The big picture: After early resistance, the floodgates are opening.

  • When students began using ChatGPT for homework in late 2022, chatbots were widely seen as cheating tools to be banned or blocked.
  • Now, across K–12 and higher education, that resistance is giving way to a broader acceptance that AI is here to stay — and that avoiding it could leave students unprepared for what comes next.

That shift has created an opportunity the tech giants are racing to seize.

Driving the news: Anthropic said Tuesday it will bring AI tools and training to more than 100,000 educators in 63 countries — reaching over 1.5 million students — through a partnership with Teach For All.

  • On Wednesday, Google — whose Classroom product has been a K–12 mainstay for more than a decade — announced its most aggressive AI-in-education push yet. New Gemini features include SAT practice tests vetted with the Princeton Review, NotebookLM integration for blended research, and Gemini-powered writing feedback via Khan Academy.
  • Microsoft last Thursday rolled out free AI training and premium software for educators and college students, offering credentials and scenario-based tools to integrate AI into teaching — from reducing special education admin to teaching AI with Minecraft.

Reality check: Ed tech companies have promised to transform education for decades, with many past innovations delivering mixed results at best — often reinforcing existing economic and resource divides.

  • AI may be more powerful, but educators are already skeptical of sweeping claims.

That skepticism may be forcing AI companies to rethink their approach.

Between the lines: Teachers in Anthropic's program will be able to provide feedback that helps shape how the product evolves.

  • "What makes this partnership different is that teachers are co-architects. They're building tools tailored to their own classrooms and shaping how Claude develops for education," Anthropic head of beneficial deployments Elizabeth Kelly tells Axios.
  • Google is making its viral study tool NotebookLM available inside Gemini, allowing students to ask questions that combine web results with teacher-approved materials — and lowering adoption friction for schools already in its ecosystem.

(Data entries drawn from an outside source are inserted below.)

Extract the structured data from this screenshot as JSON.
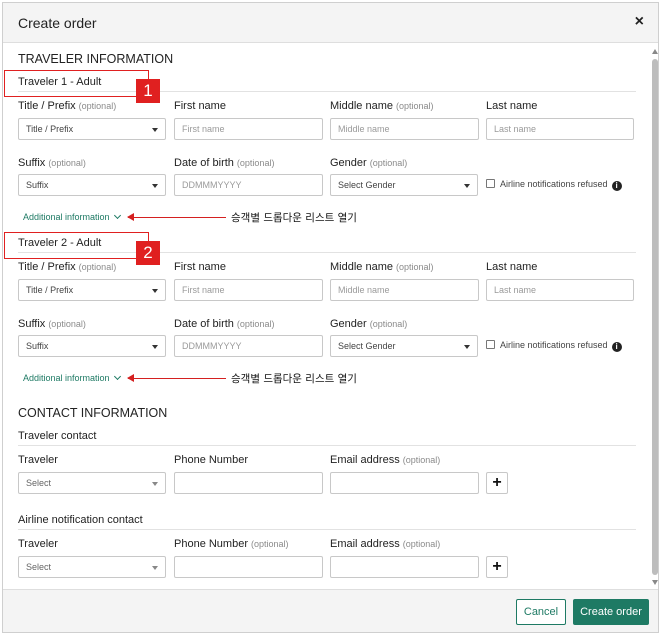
{
  "dialog": {
    "title": "Create order",
    "close_glyph": "×"
  },
  "traveler_section": {
    "heading": "TRAVELER INFORMATION",
    "travelers": [
      {
        "name": "Traveler 1 - Adult",
        "annotation_number": "1",
        "fields": {
          "title_label": "Title / Prefix",
          "title_optional": "(optional)",
          "title_value": "Title / Prefix",
          "first_label": "First name",
          "first_placeholder": "First name",
          "middle_label": "Middle name",
          "middle_optional": "(optional)",
          "middle_placeholder": "Middle name",
          "last_label": "Last name",
          "last_placeholder": "Last name",
          "suffix_label": "Suffix",
          "suffix_optional": "(optional)",
          "suffix_value": "Suffix",
          "dob_label": "Date of birth",
          "dob_optional": "(optional)",
          "dob_placeholder": "DDMMMYYYY",
          "gender_label": "Gender",
          "gender_optional": "(optional)",
          "gender_value": "Select Gender",
          "airline_refused": "Airline notifications refused"
        },
        "additional_link": "Additional information",
        "annotation_note": "승객별 드롭다운 리스트 열기"
      },
      {
        "name": "Traveler 2 - Adult",
        "annotation_number": "2",
        "fields": {
          "title_label": "Title / Prefix",
          "title_optional": "(optional)",
          "title_value": "Title / Prefix",
          "first_label": "First name",
          "first_placeholder": "First name",
          "middle_label": "Middle name",
          "middle_optional": "(optional)",
          "middle_placeholder": "Middle name",
          "last_label": "Last name",
          "last_placeholder": "Last name",
          "suffix_label": "Suffix",
          "suffix_optional": "(optional)",
          "suffix_value": "Suffix",
          "dob_label": "Date of birth",
          "dob_optional": "(optional)",
          "dob_placeholder": "DDMMMYYYY",
          "gender_label": "Gender",
          "gender_optional": "(optional)",
          "gender_value": "Select Gender",
          "airline_refused": "Airline notifications refused"
        },
        "additional_link": "Additional information",
        "annotation_note": "승객별 드롭다운 리스트 열기"
      }
    ]
  },
  "contact_section": {
    "heading": "CONTACT INFORMATION",
    "traveler_contact": {
      "subtitle": "Traveler contact",
      "traveler_label": "Traveler",
      "traveler_value": "Select",
      "phone_label": "Phone Number",
      "phone_optional": "",
      "email_label": "Email address",
      "email_optional": "(optional)",
      "add_glyph": "+"
    },
    "airline_contact": {
      "subtitle": "Airline notification contact",
      "traveler_label": "Traveler",
      "traveler_value": "Select",
      "phone_label": "Phone Number",
      "phone_optional": "(optional)",
      "email_label": "Email address",
      "email_optional": "(optional)",
      "add_glyph": "+"
    }
  },
  "footer": {
    "cancel_label": "Cancel",
    "create_label": "Create order"
  },
  "colors": {
    "accent": "#1e7a64",
    "annotation": "#e02020"
  }
}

What we're watching: Privacy advocates and parents haven't always trusted Big Tech with student data.

  • Companies are required to follow the strict Family Educational Rights and Privacy Act (FERPA) on student data, but those protections can disappear after graduation — for example when high school graduates are encouraged to convert school Google accounts to personal ones.
  • The penalty for violating FERPA is the loss of federal funding, but the law lacks real enforcement, Elizabeth Laird, director at the Center for Democracy and Technology, told Axios last year.
  • It "has been enforced exactly zero times. Literally never," Laird said.

What they're saying: Education leaders and child data privacy advocates say AI can support learning — but warn schools not to confuse speed with preparedness.

  • "Youth habits drive markets," Tammy Wincup, CEO of Securly, tells Axios. She believes most AI companies want to improve education, but they're also after product loyalty. "We must help schools and parents keep safety and wellness top of mind as the AI competition for school usage ramps up."

The bottom line: The AI giants are making an all-out push to be Gen Alpha's favorite.